Cherrybrook Kitchen
- Company type: Private
- Industry: Food
- Founded: 2004
- Headquarters: Burlington, Massachusetts, United States
- Key people: Patsy Rosenberg, Founder
- Products: Allergen-free baking mixes
- Website: cherrybrookkitchen.com

= Cherrybrook Kitchen =

American bakery

Cherrybrook Kitchen is a privately held company producing baking products for the food allergy market. The company was founded in 2004 by Patsy Rosenberg and is headquartered in Burlington, Massachusetts. The company was acquired by Cell-nique in 2011.

Cherrybrook Kitchen was founded in response to the growing number of children and adults diagnosed with food allergies. 11 million adults and children are affected by peanut, dairy, egg and nut allergens, while approximately one in 133 Americans has Celiac Disease.
Cherrybrook Kitchen offers two lines of gourmet baking mixes: Original and Gluten Free. The Original Line includes all-natural gourmet baking mixes that are free of peanuts, dairy, eggs and nuts; the gluten free line, introduced in 2005 as Gluten Free Dreams, is made with rice flour and is free of gluten and wheat in addition to peanuts, dairy, eggs and nuts. .

In 2009, the firm announced a new partnership with Arthur, the award-winning book series and PBS program.

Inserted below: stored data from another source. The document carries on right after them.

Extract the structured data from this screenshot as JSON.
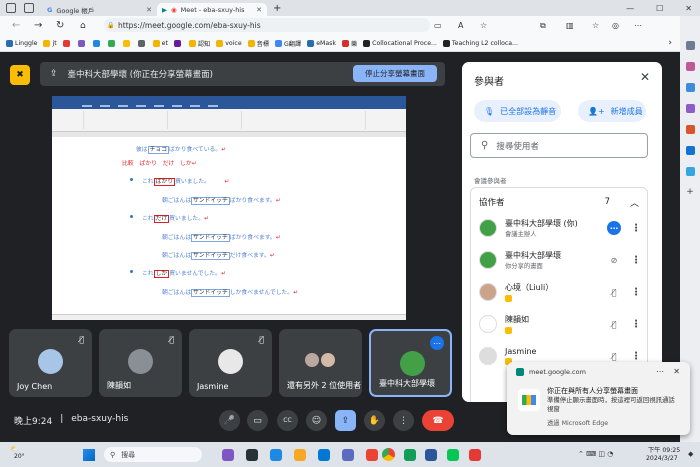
{
  "browser": {
    "tabs": [
      {
        "label": "Google 帳戶",
        "active": false
      },
      {
        "label": "Meet - eba-sxuy-his",
        "active": true
      }
    ],
    "url": "https://meet.google.com/eba-sxuy-his",
    "bookmarks": [
      {
        "label": "Linggle",
        "color": "#2b6cb0"
      },
      {
        "label": "jt",
        "color": "#f4b400"
      },
      {
        "label": "",
        "color": "#e53935"
      },
      {
        "label": "",
        "color": "#7e57c2"
      },
      {
        "label": "",
        "color": "#1e88e5"
      },
      {
        "label": "",
        "color": "#34a853"
      },
      {
        "label": "",
        "color": "#fbbc04"
      },
      {
        "label": "",
        "color": "#5f6368"
      },
      {
        "label": "et",
        "color": "#f4b400"
      },
      {
        "label": "",
        "color": "#6a1b9a"
      },
      {
        "label": "認知",
        "color": "#f4b400"
      },
      {
        "label": "voice",
        "color": "#f4b400"
      },
      {
        "label": "音標",
        "color": "#f4b400"
      },
      {
        "label": "G翻譯",
        "color": "#4285f4"
      },
      {
        "label": "eMask",
        "color": "#2b6cb0"
      },
      {
        "label": "樂",
        "color": "#d32f2f"
      },
      {
        "label": "Collocational Proce...",
        "color": "#222222"
      },
      {
        "label": "Teaching L2 colloca...",
        "color": "#222222"
      }
    ]
  },
  "share_bar": {
    "text": "臺中科大部學壞 (你正在分享螢幕畫面)",
    "stop_label": "停止分享螢幕畫面"
  },
  "doc": {
    "lines": [
      {
        "parts": [
          {
            "t": "彼は",
            "c": "b"
          },
          {
            "t": "チョコ",
            "c": "boxb"
          },
          {
            "t": "ばかり",
            "c": "b"
          },
          {
            "t": "食べている。",
            "c": "b"
          },
          {
            "t": "↵",
            "c": "r"
          }
        ]
      },
      {
        "parts": [
          {
            "t": "比較　ばかり　だけ　しか",
            "c": "r"
          },
          {
            "t": "↵",
            "c": "r"
          }
        ]
      },
      {
        "parts": [
          {
            "t": "これ",
            "c": "b"
          },
          {
            "t": "ばかり",
            "c": "box"
          },
          {
            "t": "買いました。",
            "c": "b"
          },
          {
            "t": "　　　↵",
            "c": "r"
          }
        ]
      },
      {
        "parts": [
          {
            "t": "朝ごはんは",
            "c": "b"
          },
          {
            "t": "サンドイッチ",
            "c": "boxb"
          },
          {
            "t": "ばかり食べます。",
            "c": "b"
          },
          {
            "t": "↵",
            "c": "r"
          }
        ]
      },
      {
        "parts": [
          {
            "t": "これ",
            "c": "b"
          },
          {
            "t": "だけ",
            "c": "box"
          },
          {
            "t": "買いました。",
            "c": "b"
          },
          {
            "t": "↵",
            "c": "r"
          }
        ]
      },
      {
        "parts": [
          {
            "t": "朝ごはんは",
            "c": "b"
          },
          {
            "t": "サンドイッチ",
            "c": "boxb"
          },
          {
            "t": "ばかり食べます。",
            "c": "b"
          },
          {
            "t": "↵",
            "c": "r"
          }
        ]
      },
      {
        "parts": [
          {
            "t": "朝ごはんは",
            "c": "b"
          },
          {
            "t": "サンドイッチ",
            "c": "boxb"
          },
          {
            "t": "だけ食べます。",
            "c": "b"
          },
          {
            "t": "↵",
            "c": "r"
          }
        ]
      },
      {
        "parts": [
          {
            "t": "これ",
            "c": "b"
          },
          {
            "t": "しか",
            "c": "box"
          },
          {
            "t": "買いません",
            "c": "b"
          },
          {
            "t": "でした。",
            "c": "b"
          },
          {
            "t": "↵",
            "c": "r"
          }
        ]
      },
      {
        "parts": [
          {
            "t": "朝ごはんは",
            "c": "b"
          },
          {
            "t": "サンドイッチ",
            "c": "boxb"
          },
          {
            "t": "しか食べませんでした。",
            "c": "b"
          },
          {
            "t": "↵",
            "c": "r"
          }
        ]
      }
    ]
  },
  "panel": {
    "title": "參與者",
    "mute_all": "已全部設為靜音",
    "add": "新增成員",
    "search_placeholder": "搜尋使用者",
    "section": "會議參與者",
    "group_label": "協作者",
    "group_count": "7",
    "people": [
      {
        "name": "臺中科大部學壞 (你)",
        "sub": "會議主辦人",
        "avatar": "#43a047",
        "icon": "more",
        "badge": ""
      },
      {
        "name": "臺中科大部學壞",
        "sub": "你分享的畫面",
        "avatar": "#43a047",
        "icon": "present-off",
        "badge": ""
      },
      {
        "name": "心境（Liuli）",
        "sub": "",
        "avatar": "#c9a48a",
        "icon": "mic-off",
        "badge": "#fbbc04"
      },
      {
        "name": "陳韻如",
        "sub": "",
        "avatar": "#ffffff",
        "icon": "mic-off",
        "badge": "#fbbc04"
      },
      {
        "name": "Jasmine",
        "sub": "",
        "avatar": "#dddddd",
        "icon": "mic-off",
        "badge": "#fbbc04"
      }
    ]
  },
  "tiles": [
    {
      "name": "Joy Chen",
      "avatar": "#a7c5e6"
    },
    {
      "name": "陳韻如",
      "avatar": "#8a8f96"
    },
    {
      "name": "Jasmine",
      "avatar": "#e8e8e8"
    },
    {
      "name": "還有另外 2 位使用者",
      "avatar": "#b9a8a0"
    },
    {
      "name": "臺中科大部學壞",
      "avatar": "#43a047"
    }
  ],
  "meeting": {
    "time": "晚上9:24",
    "code": "eba-sxuy-his"
  },
  "toast": {
    "source": "meet.google.com",
    "title": "你正在與所有人分享螢幕畫面",
    "body": "準備停止顯示畫面時，按這裡可返回視訊通話視窗",
    "app": "透過 Microsoft Edge"
  },
  "taskbar": {
    "weather": "20°",
    "search": "搜尋",
    "time": "下午 09:25",
    "date": "2024/3/27"
  },
  "colors": {
    "meet_bg": "#202124",
    "tile_bg": "#3c4043",
    "accent": "#8ab4f8",
    "end_call": "#ea4335",
    "present_active": "#8ab4f8"
  }
}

The firm received a 2008 Kids Food Award from Kiwi Magazine and was recently named one of Parents Magazine's "Best Snacks for Kids with Food Allergies."

==Manufacturing==
All of Cherrybrook Kitchen's products are produced in a completely nut-free facility using dedicated equipment that do not share dairy or egg products. The mixes are routinely tested for allergen cross-contaminants. All of its products have been accepted by the Feingold Association, an organization dedicated to helping children and adults establish allergen-free diets. The mixes are also kosher, vegan certified and cholesterol free.